Now, suppose I want to add a card that has three different writing styles

warui → bad

ワルイ → also bad

悪い → also bad.

Create a note that supports 3 writing styles generating 3 (or more) cards .

Suppose I want to have 10 different writing styles (typically not the case, but to illustrate the point)

What I’m proposing is to make the notes more dynamic by adding as many notes types as you want and make them siblings with other cards.

And no, this reply was not a chatGPT generated.

Relevant: Can I link cards together? - Anki FAQs

It’s possible to improve scheduling (contrary to what this says) if we drop the “every card is independent from every other card, unless they are siblings” assumption. But Anki wasn’t designed for that, and at this point it’s too late to redesign it. It just wasn’t designed with modern machine learning algorithms in mind.

I understand what you’re asking for – you want a way to link cards from separate notes as something akin to “siblings.” The answer is – there’s no way to do that. That’s why I suggested you look for what has been implemented in add-ons.

Sometimes when it’s difficult to come up with a solid example, it’s because there’s no realistic use case that can’t already be handled by existing functionality.

You offer this as an unacceptable solution, but it’s not as complicated as you make it out to be. In the long run, you should want related information to stay together on a single note, with each piece of information in its own field. It makes it much easier to manage and “future-proof” your collection.

You don’t need to anticipate every need now, but when you have a good idea later, you can add another card type, and your note type can expand to accommodate it. As I write this, I’m looking at my own primary language-learning note type that has expanded over the years to 23 fields, and makes up to 7 cards (and I still have plans for more).

So, a note that “supports 3 writing styles generating 3 (or more) cards” seems not that challenging, and when you’re ready for 10 writing styles, you can do that too! :sweat_smile:

You use case also sounds like it could be served by sibling cards created from the same note. That might mean you want a compound-verb-centric note type, that you can set up in a certain way for how you want to learn these overlapping words, but separating them into separate notes seems to work against you.

Why is it impossible to add to notes some sort of third field similar to #GUID? For example, an ID that links related notes, so if I review one note today with that sibling/relative ID, the rest of the “family” would automatically be buried.
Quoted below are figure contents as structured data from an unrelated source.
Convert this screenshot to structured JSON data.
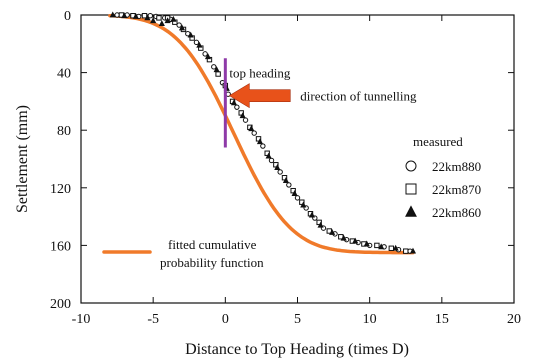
{
  "chart_data": {
    "type": "scatter",
    "xlabel": "Distance to Top Heading (times D)",
    "ylabel": "Settlement (mm)",
    "xlim": [
      -10,
      20
    ],
    "ylim": [
      0,
      200
    ],
    "y_inverted": true,
    "xticks": [
      -10,
      -5,
      0,
      5,
      10,
      15,
      20
    ],
    "yticks": [
      0,
      40,
      80,
      120,
      160,
      200
    ],
    "grid": false,
    "legend_title": "measured",
    "legend_position": "right",
    "series": [
      {
        "name": "22km880",
        "marker": "circle",
        "points": [
          [
            -7.5,
            0
          ],
          [
            -6.8,
            0
          ],
          [
            -6,
            1
          ],
          [
            -5.2,
            0.5
          ],
          [
            -4.8,
            1
          ],
          [
            -4.2,
            2
          ],
          [
            -3.8,
            3
          ],
          [
            -3.2,
            7
          ],
          [
            -2.6,
            13
          ],
          [
            -2,
            19
          ],
          [
            -1.4,
            27
          ],
          [
            -0.8,
            36
          ],
          [
            -0.2,
            47
          ],
          [
            0.2,
            55
          ],
          [
            0.8,
            64
          ],
          [
            1.4,
            73
          ],
          [
            2,
            82
          ],
          [
            2.6,
            91
          ],
          [
            3.2,
            101
          ],
          [
            3.8,
            109
          ],
          [
            4.4,
            118
          ],
          [
            5,
            127
          ],
          [
            5.6,
            134
          ],
          [
            6.2,
            141
          ],
          [
            6.8,
            148
          ],
          [
            7.6,
            152
          ],
          [
            8.4,
            156
          ],
          [
            9.2,
            158
          ],
          [
            10,
            160
          ],
          [
            11,
            161
          ],
          [
            12,
            163
          ],
          [
            12.8,
            164
          ]
        ]
      },
      {
        "name": "22km870",
        "marker": "square",
        "points": [
          [
            -7.2,
            0
          ],
          [
            -6.4,
            0.5
          ],
          [
            -5.6,
            0.5
          ],
          [
            -4.6,
            2
          ],
          [
            -4,
            2
          ],
          [
            -3.5,
            5
          ],
          [
            -2.9,
            10
          ],
          [
            -2.3,
            16
          ],
          [
            -1.7,
            23
          ],
          [
            -1.1,
            31
          ],
          [
            -0.5,
            41
          ],
          [
            0,
            49
          ],
          [
            0.5,
            60
          ],
          [
            1.1,
            68
          ],
          [
            1.7,
            78
          ],
          [
            2.3,
            86
          ],
          [
            2.9,
            96
          ],
          [
            3.5,
            104
          ],
          [
            4.1,
            113
          ],
          [
            4.7,
            122
          ],
          [
            5.3,
            130
          ],
          [
            5.9,
            138
          ],
          [
            6.5,
            144
          ],
          [
            7.2,
            150
          ],
          [
            8,
            154
          ],
          [
            8.8,
            157
          ],
          [
            9.6,
            159
          ],
          [
            10.5,
            160
          ],
          [
            11.5,
            162
          ],
          [
            12.5,
            164
          ]
        ]
      },
      {
        "name": "22km860",
        "marker": "triangle",
        "points": [
          [
            -7.8,
            0
          ],
          [
            -7,
            0.5
          ],
          [
            -6.2,
            1
          ],
          [
            -5.4,
            2
          ],
          [
            -5,
            4
          ],
          [
            -4.4,
            6
          ],
          [
            -4,
            4
          ],
          [
            -3.6,
            3
          ],
          [
            -3,
            9
          ],
          [
            -2.4,
            14
          ],
          [
            -1.8,
            21
          ],
          [
            -1.2,
            29
          ],
          [
            -0.6,
            38
          ],
          [
            0.1,
            51
          ],
          [
            0.6,
            61
          ],
          [
            1.2,
            70
          ],
          [
            1.8,
            79
          ],
          [
            2.4,
            88
          ],
          [
            3,
            98
          ],
          [
            3.6,
            106
          ],
          [
            4.2,
            115
          ],
          [
            4.8,
            124
          ],
          [
            5.4,
            132
          ],
          [
            6,
            139
          ],
          [
            6.6,
            146
          ],
          [
            7.4,
            151
          ],
          [
            8.2,
            155
          ],
          [
            9,
            157
          ],
          [
            9.8,
            159
          ],
          [
            10.8,
            161
          ],
          [
            11.8,
            162
          ],
          [
            13,
            164
          ]
        ]
      }
    ],
    "fitted_curve": {
      "name": "fitted cumulative probability function",
      "mean": 0.6,
      "sigma": 3.1,
      "max": 165,
      "x_range": [
        -8,
        13
      ]
    },
    "annotations": {
      "top_heading": "top heading",
      "direction": "direction of tunnelling"
    }
  },
  "colors": {
    "fit": "#f07a2a",
    "marker": "#111111",
    "vline": "#8e3aa8",
    "arrow": "#e8521a"
  }
}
In my case, I struggle to memorize text like definitions in Anki, and I have a habit of breaking them into atomized chunks and making them into separate notes. I can’t just separate chunks within a single note, because the texts are inconsistent and vary in size.

If it were possible to simply mark notes with a third Family-UID field, memorizing texts would be much easier. I could make chunks as needed, tag them with the same Family-ID, and not worry about overlap.

This could also be useful in cases where people need to memorize poems, or for actors who need to memorize scripts.

Just use the same note with multiple card types that show you different fields.

I’ve been using Math Academy for about 4 months now. It’s works amazingly.